Rockville Reflects Positive National Real Estate Trends
Northrop: ICC and redevelopment are drawing buyers to Rockville.
February sales of existing U.S. homes were down after positive January figures, but remain well above where they were a year ago, the National Association of Realtors reported last week.
Home sales in Maryland were 2.4 percent higher than a year ago.
Gov. Martin O’Malley called the new data “an important milestone in Maryland’s economic recovery.”
In a statement released Thursday, O’Malley (D) touted state reforms aimed at helping homeowners to avoid foreclosure.
“In Maryland, we’ve focused on comprehensive reforms to help our neighbors keep their homes, and making homeownership attainable for more residents through initiatives like the Maryland Mortgage Program,” O’Malley said. “But we are not out of the woods, while we drove down foreclosure filings last year to their lowest level in four years, bank Notices of Intent to foreclose are on the rise.”

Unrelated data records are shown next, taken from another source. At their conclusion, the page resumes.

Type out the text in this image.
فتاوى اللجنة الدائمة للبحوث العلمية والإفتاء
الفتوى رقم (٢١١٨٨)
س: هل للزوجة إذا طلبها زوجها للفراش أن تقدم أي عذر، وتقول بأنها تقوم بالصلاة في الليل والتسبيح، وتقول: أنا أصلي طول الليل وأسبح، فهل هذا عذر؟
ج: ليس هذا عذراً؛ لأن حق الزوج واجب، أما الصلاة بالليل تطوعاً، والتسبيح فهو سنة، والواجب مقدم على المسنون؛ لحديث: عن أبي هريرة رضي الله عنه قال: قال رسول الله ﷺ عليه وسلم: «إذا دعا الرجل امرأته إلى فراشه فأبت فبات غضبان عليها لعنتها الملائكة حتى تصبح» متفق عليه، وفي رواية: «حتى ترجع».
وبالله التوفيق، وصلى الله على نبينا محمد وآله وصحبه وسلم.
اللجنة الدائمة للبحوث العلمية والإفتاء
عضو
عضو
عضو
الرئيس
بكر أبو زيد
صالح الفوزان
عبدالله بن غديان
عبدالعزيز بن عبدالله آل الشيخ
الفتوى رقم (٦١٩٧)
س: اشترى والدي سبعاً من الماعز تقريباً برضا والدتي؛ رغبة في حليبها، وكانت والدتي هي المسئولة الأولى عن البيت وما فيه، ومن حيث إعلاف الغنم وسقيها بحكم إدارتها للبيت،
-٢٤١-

Rockville Patch checked in with Creig Northrop of The Creig Northrop Team of Long & Foster Real Estate for a real estate agent's perspective on the positive housing numbers:
Rockville Patch: Are you seeing these upward trends reflected in the Rockville market?
Creig Northrop: Absolutely! We are seeing limited inventory for the first time in four years, which is creating a larger demand for homes in the Rockville and Montgomery County market. For homeowners looking to sell, now is a great time to list because of a lack of competition.

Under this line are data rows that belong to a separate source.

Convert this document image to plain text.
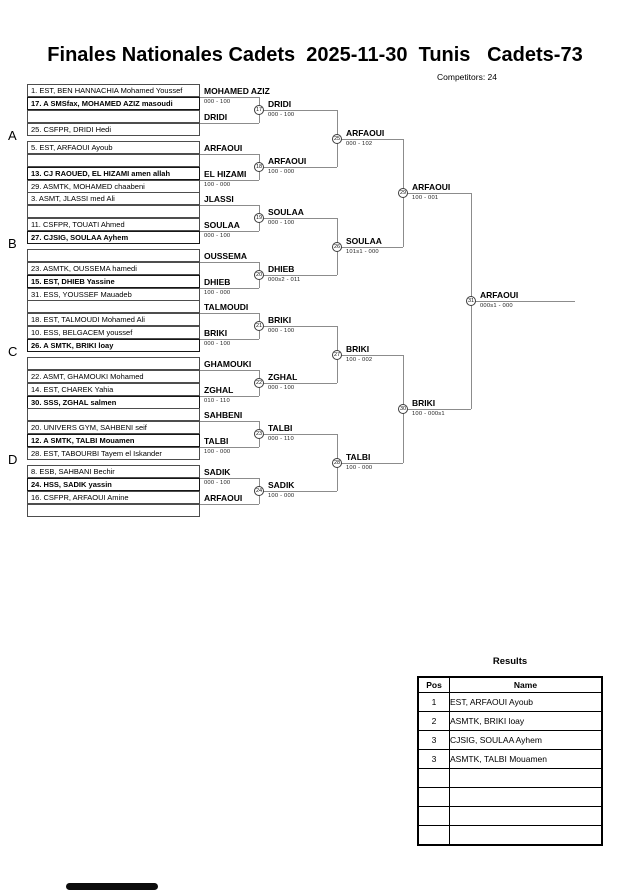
Finales Nationales Cadets  2025-11-30  Tunis   Cadets-73
Competitors: 24
A
1. EST, BEN HANNACHIA Mohamed Youssef
17. A SMSfax, MOHAMED AZIZ masoudi
MOHAMED AZIZ
000 - 100
25. CSFPR, DRIDI Hedi
DRIDI
5. EST, ARFAOUI Ayoub	ARFAOUI
13. CJ RAOUED, EL HIZAMI amen allah
29. ASMTK, MOHAMED chaabeni
EL HIZAMI
100 - 000
B
3. ASMT, JLASSI med Ali	JLASSI
11. CSFPR, TOUATI Ahmed
27. CJSIG, SOULAA Ayhem
SOULAA
000 - 100
23. ASMTK, OUSSEMA hamedi
OUSSEMA
15. EST, DHIEB Yassine
31. ESS, YOUSSEF Mauadeb
DHIEB
100 - 000
C
18. EST, TALMOUDI Mohamed Ali
TALMOUDI
10. ESS, BELGACEM youssef
26. A SMTK, BRIKI loay
BRIKI
000 - 100
22. ASMT, GHAMOUKI Mohamed
GHAMOUKI
14. EST, CHAREK Yahia
30. SSS, ZGHAL salmen
ZGHAL
010 - 110
D
20. UNIVERS GYM, SAHBENI seif
SAHBENI
12. A SMTK, TALBI Mouamen
28. EST, TABOURBI Tayem el Iskander
TALBI
100 - 000
8. ESB, SAHBANI Bechir
24. HSS, SADIK yassin
SADIK
000 - 100
16. CSFPR, ARFAOUI Amine	ARFAOUI
17
DRIDI
000 - 100
18
ARFAOUI
100 - 000
19
SOULAA
000 - 100
20
DHIEB
000s2 - 011
21
BRIKI
000 - 100
22
ZGHAL
000 - 100
23
TALBI
000 - 110
24
SADIK
100 - 000
25
ARFAOUI
000 - 102
26
SOULAA
101s1 - 000
27
BRIKI
100 - 002
28
TALBI
100 - 000
29
ARFAOUI
100 - 001
30
BRIKI
100 - 000s1
31
ARFAOUI
000s1 - 000
Results
Pos	Name
1	EST, ARFAOUI Ayoub
2	ASMTK, BRIKI loay
3	CJSIG, SOULAA Ayhem
3	ASMTK, TALBI Mouamen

RP: What other trends are you seeing specific to Rockville/Montgomery County?
CN: The Intercounty Connector has opened up the doorway for buyers looking to move into Montgomery County because of the access that it provides to the county with less traffic concerns. In addition, Rockville is doing more city redevelopment to create a more walkable and livable city.
RP: To what do you attribute these trends?
CN: First would be supply and demand, and second would be the buyers want and need for a larger sense of community, with amenities within close proximity of where they live. Also the record-low interest rates and the fact that it is an election year also contribute to these trends.
RP: To what extent has the state's mortgage program mentioned by Gov. O'Malley contributed to the state of Maryland's housing market?
CN: It certainly helps and keeps potential buyers aware that the government is trying to support home buying and home ownership.
RP: Have other initiatives instituted by the governor and/or General Assembly played a role in the market's recovery?
CN: Everything plays a role, including low interest rates. Also, if the government can work with current homeowners to remain in their homes we can keep foreclosures off the market, keeping it healthy.
RP: Is there more that can be done by legislators or others to put or keep the market on the right path?
CN: The government should leave the Mortgage Interest Deduction untouched so that real estate remains an affordable investment.